ABD'de başkanların göreve gelme törenleri çok önemli. ABD'li sosyolog Daniel Bell, bu törenlerden yola çıkarak sivil din tezini ortaya atar. Yani başkanın göreve atanması için yapılan törenleri sivil din olarak tanımlar. Trump'ın başkanlık yemin töreni de aynı görkemle, kutsallıkla ve ulusal birlik havasıyla yapıldı.
Törenlerde kilisede ayin yapılıyor, Başkanlık binası önünde halkın katılımı ile yemin gerçekleşiyor. Partiler ve çay saati düzenleniyor. Başkan konuşma yapıyor. Ancak bu konuşma sıradan bir "ulusa seslenişi" aşıyor. Dinsel bir havayla "vaatlerde" bulunuluyor, "kehanetler" ortaya atılıyor. Dinin kurtuluşçu ruhundan esintiler taşıyor. ABD, bir büyük millet olarak görülüyor. Geleceği için müjdeler veriliyor, vaatler ortaya konuyor.
Trump da öyle yaptı. Önce kilisede ayine katıldı, sonra hava muhalefeti nedeniyle Beyaz Saray'ın önünde değil de içeride yemin törenini yaptı. ABD ulusuna sadakatini, vaatlerini ve kehanetlerini kısaca anlattı. ABD için "inanç, özgürlük ve zenginlik" vaadinde bulundu. Halk, soğuğa rağmen yine de sarayın önünde toplandı. Kendisini bu sadakat içinde hissetti. Belli bir millet temeli olmamasına rağmen "Amerikan rüyası" kehanetinde kendisini hissetti. Cumhuriyetçiler ve demokratların sert savaşlarını aşan pozlar verildi. Biden ve Trump eşleriyle beraber " Amerikan ailesi" havasını yansıttılar.
Trump'ın yeni kehaneti de "Amerikan altın çağı". Artık Amerikan rüyası yerine Amerikan altın çağı öne çıkıyor. Tarihte bütün devletlerin ve toplumların altın çağı olmuştur. Şimdi Trump yeniden piyasaya sürdü.

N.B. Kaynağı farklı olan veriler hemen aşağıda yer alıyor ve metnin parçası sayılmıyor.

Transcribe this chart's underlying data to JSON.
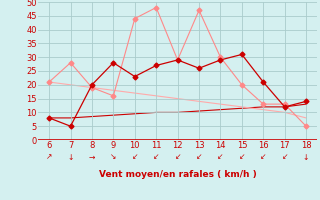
{
  "x": [
    6,
    7,
    8,
    9,
    10,
    11,
    12,
    13,
    14,
    15,
    16,
    17,
    18
  ],
  "series_dark_red": [
    8,
    5,
    20,
    28,
    23,
    27,
    29,
    26,
    29,
    31,
    21,
    12,
    14
  ],
  "series_light_red": [
    21,
    28,
    19,
    16,
    44,
    48,
    29,
    47,
    30,
    20,
    13,
    13,
    5
  ],
  "series_flat1": [
    8,
    8,
    8.5,
    9,
    9.5,
    10,
    10,
    10.5,
    11,
    11.5,
    12,
    12,
    13
  ],
  "series_flat2": [
    21,
    20,
    19,
    18,
    17,
    16,
    15,
    14,
    13,
    12,
    11,
    10,
    8
  ],
  "dark_red_color": "#cc0000",
  "light_red_color": "#ff8888",
  "flat1_color": "#cc0000",
  "flat2_color": "#ffaaaa",
  "bg_color": "#d4f0f0",
  "grid_color": "#aacccc",
  "axis_color": "#cc0000",
  "xlabel": "Vent moyen/en rafales ( km/h )",
  "ylim": [
    0,
    50
  ],
  "xlim": [
    5.5,
    18.5
  ],
  "yticks": [
    0,
    5,
    10,
    15,
    20,
    25,
    30,
    35,
    40,
    45,
    50
  ],
  "xticks": [
    6,
    7,
    8,
    9,
    10,
    11,
    12,
    13,
    14,
    15,
    16,
    17,
    18
  ],
  "arrow_chars": [
    "↗",
    "↓",
    "→",
    "↘",
    "↙",
    "↙",
    "↙",
    "↙",
    "↙",
    "↙",
    "↙",
    "↙",
    "↓"
  ]
}
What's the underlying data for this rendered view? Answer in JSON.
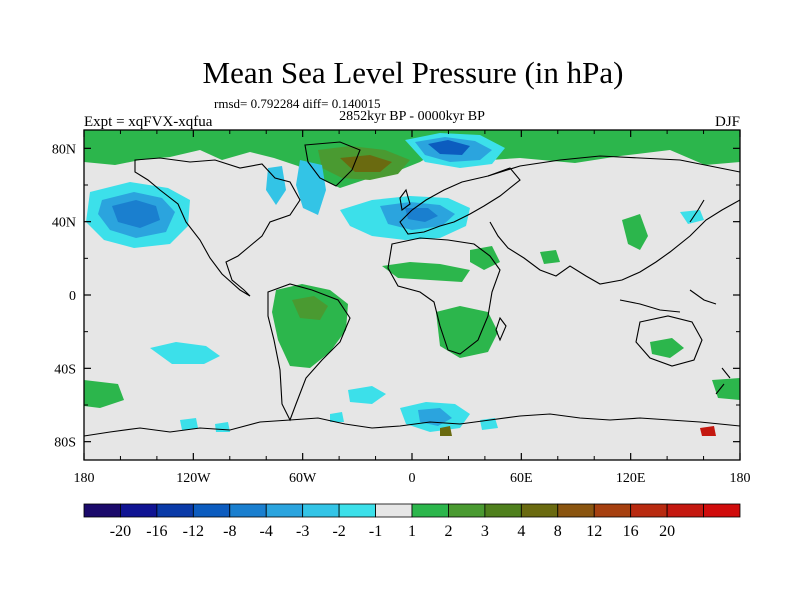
{
  "chart_data": {
    "type": "heatmap",
    "title": "Mean Sea Level Pressure (in hPa)",
    "stats_text": "rmsd= 0.792284 diff= 0.140015",
    "subtitle": "2852kyr BP - 0000kyr BP",
    "experiment": "Expt = xqFVX-xqfua",
    "season": "DJF",
    "x_ticks": [
      "180",
      "120W",
      "60W",
      "0",
      "60E",
      "120E",
      "180"
    ],
    "y_ticks": [
      "80N",
      "40N",
      "0",
      "40S",
      "80S"
    ],
    "x_tick_values": [
      -180,
      -120,
      -60,
      0,
      60,
      120,
      180
    ],
    "y_tick_values": [
      80,
      40,
      0,
      -40,
      -80
    ],
    "xlim": [
      -180,
      180
    ],
    "ylim": [
      -90,
      90
    ],
    "colorbar": {
      "colors": [
        "#1b0a6b",
        "#101493",
        "#0a3aa8",
        "#0c5cbf",
        "#1a7fcf",
        "#2ba4de",
        "#33c4e6",
        "#3ce0ea",
        "#e6e6e6",
        "#2cb64c",
        "#4a9a31",
        "#4f801d",
        "#6a6a10",
        "#8a5510",
        "#a64010",
        "#b82a10",
        "#c41810",
        "#d00c0c"
      ],
      "labels": [
        "-20",
        "-16",
        "-12",
        "-8",
        "-4",
        "-3",
        "-2",
        "-1",
        "1",
        "2",
        "3",
        "4",
        "8",
        "12",
        "16",
        "20"
      ]
    },
    "anomaly_regions": [
      {
        "name": "north-pacific-low",
        "center": [
          -145,
          43
        ],
        "value": -3
      },
      {
        "name": "north-atlantic-low",
        "center": [
          10,
          45
        ],
        "value": -2
      },
      {
        "name": "arctic-siberia-low",
        "center": [
          35,
          82
        ],
        "value": -4
      },
      {
        "name": "greenland-high",
        "center": [
          -20,
          72
        ],
        "value": 4
      },
      {
        "name": "south-america-high",
        "center": [
          -60,
          -10
        ],
        "value": 2
      },
      {
        "name": "southern-africa-high",
        "center": [
          25,
          -20
        ],
        "value": 2
      },
      {
        "name": "antarctic-low",
        "center": [
          20,
          -68
        ],
        "value": -3
      },
      {
        "name": "south-pacific-low",
        "center": [
          -150,
          -32
        ],
        "value": -1
      },
      {
        "name": "eastern-arctic-high",
        "center": [
          150,
          82
        ],
        "value": 2
      }
    ]
  }
}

Umut vermek, umut pazarlamak istiyor. Popülist demokrasisini sonuna kadar kullanıyor. Siyasal mitlerden yararlanıyor. Mitolojik taleplere cevap veriyor örtülü bir şekilde. ABD'nin siyasal mitolojileri...
Başkanlık yemini ritüeller, cemaatik dayanışma ve kutsallık ruhuyla gerçekleşti. Sosyolog Daniel Bell haklı olarak buna "sivil din" diyor. Çünkü "kilise dini" değil. Kilisenin yönetiminde gerçekleşmiyor. Ritüelleri, cemaatik dayanışması ve kutsal havası da kiliseye ait değil. Kilise formel olanı temsil ettiği için ona "resmi din" diyoruz. Kiliseden bağımsız olan ve dinsel hava taşıyan kutsallıklara ve ritüeller sistematiğine de sivil din. Aslında sivil din kavramını ilk defa Rousseau kullanıyor. 18. Yüzyılda, Fransa'da kilise ile devletin kanlı bıçaklı olduğu zamanlarda kavramı geliştiriyor. Kilise, Katoliklik formuyla bütün dinsel varlığı tekelinde tutuyor. Tek kilise, tek din anlayışı, tek din yorum. Bunun dışına çıkanları engizisyon mahkemesine çekiyor. Hayatları cehenneme çevriliyor.
Protestanlık, Katolik kiliseline başkaldırarak ortaya çıkıyor. Arkasından bir dizi mezhep-tarikat ve din anlayışı doğuyor. Fakat hepsi de kilise kuruyor. Batıda kilisesiz ne mezhep var ne de tarikat. İşte Rousseau, hiçbir kiliseye dahil olmayan vatandaşların dini kimliklerine sivil din adını veriyor. Eşit vatandaşlar, din konusunda da hiçbir kilise bağlılığına girmeden sivil kalabilirler.
Trump ile beraber başkanlık yemin töreninin en etkili sivil din ritüellerini gördük. Yemin, dua, giyim bunu yansıttı. Hatta Elon Musk selamı bile bu törenden rol çalmaya çalışan bir teşebbüs. Musk, bu törenin taşıdığı anlamı biliyor. Bundan dolayı ondan yararlanmayı bildi. Kendi hikayesine yeni bir selam üreterek pay almaya çalıştı. Sanki sivil dinin yeni aizi olma peşinde. Elbette seküler aziz bu. Ama yine de dünyaya yön veren, etkili olan ve bilinçleri kendine bağımlı hale getiren bir liderlik peşinde.